南方抿了一下嘴唇,有点无奈地看向意知:“画廊是公众场合,在这里反驳反倒是显得我没素质了。她没素质可以,我的画今天在参展,我没素质可不行。但是出了画廊这扇门,我也不是好欺负。”
南方朝着付允挑眉笑了一下,付允这才松了一口气。
“你说得对,那我就放心了。”付允伸手拍了拍心脏,“我就知道,堂堂靳家千金大小姐,怎么可能被别人欺负嘛。”
南方含笑看向了意知,意知也忍不住笑了出来:“付允,你最近看上去春光满面的,话也比以前多了,心情好像很不错的样子嘛。怎么,谈恋爱了?”
话落,付允的脸一下子就红了,忍不住笑弯了嘴角:“算是吧,等等……其实也不算。”
“什么意思?”南方跟意知面面相觑,觉得好奇也问道。
付允伸手摸了一下自己的脸蛋,笑着开口:“我不是最近在做秘书吗?我觉得我们老板对我挺好的,你们说,他是不是喜欢我啊?”
意知浅浅地倒吸了一口凉气:“你什么事情都没说,我们也都没有见过你的老板,我们怎么知道他是不是喜欢你啊?”

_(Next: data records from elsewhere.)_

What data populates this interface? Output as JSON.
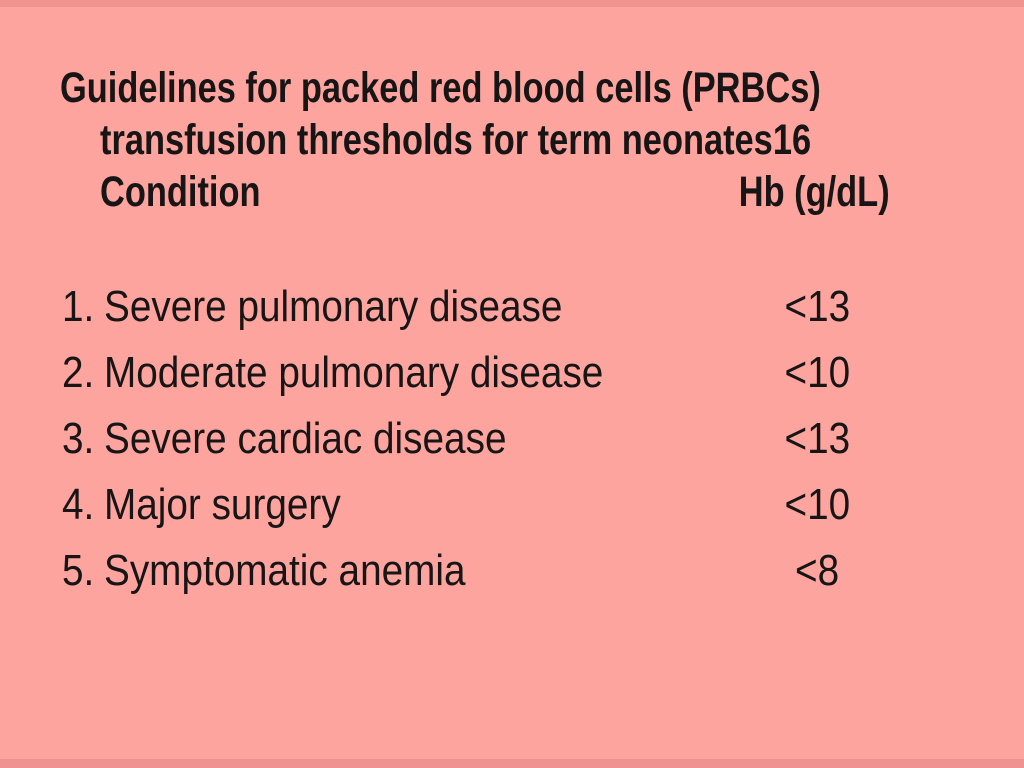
{
  "slide": {
    "colors": {
      "background": "#fda49f",
      "edge": "#ee938f",
      "text": "#171515"
    },
    "title": {
      "line1": "Guidelines for packed red blood cells (PRBCs)",
      "line2": "transfusion thresholds for term neonates16",
      "column_left": "Condition",
      "column_right": "Hb (g/dL)"
    },
    "items": [
      {
        "number": "1.",
        "condition": "Severe pulmonary disease",
        "threshold": "<13"
      },
      {
        "number": "2.",
        "condition": "Moderate pulmonary disease",
        "threshold": "<10"
      },
      {
        "number": "3.",
        "condition": "Severe cardiac disease",
        "threshold": "<13"
      },
      {
        "number": "4.",
        "condition": "Major surgery",
        "threshold": "<10"
      },
      {
        "number": "5.",
        "condition": "Symptomatic anemia",
        "threshold": "<8"
      }
    ]
  }
}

付允一看就是被爱情冲昏了头脑的少女,南方忍不住提醒:“别怪我们没提醒你哈,看人还是得擦亮眼睛,别像我一样,以前满世界地追着顾峥跑,到头来才发现他根本不值得。”
意知也颔首:“恩。”
意知只是随意得附和了一句,她心底想到了蒋晏。其实她也算不得是所托非人,毕竟人家蒋公子从来没有承认过她是他的谁,或者是她在他们家到底是什么身份,一直都是她自己在幻想而已。不过她倒是不后悔,也觉得蒋晏值得。
“知道啦。”付允笑着推了一下南方,“你快点给我们讲讲你的画啊。”
南方拗不过付允,笑着一幅幅地给她们耐心讲,全部讲完的时候已经是一个小时后了,付允吵着嚷着要去看其他的画,就拉着意知先走开了。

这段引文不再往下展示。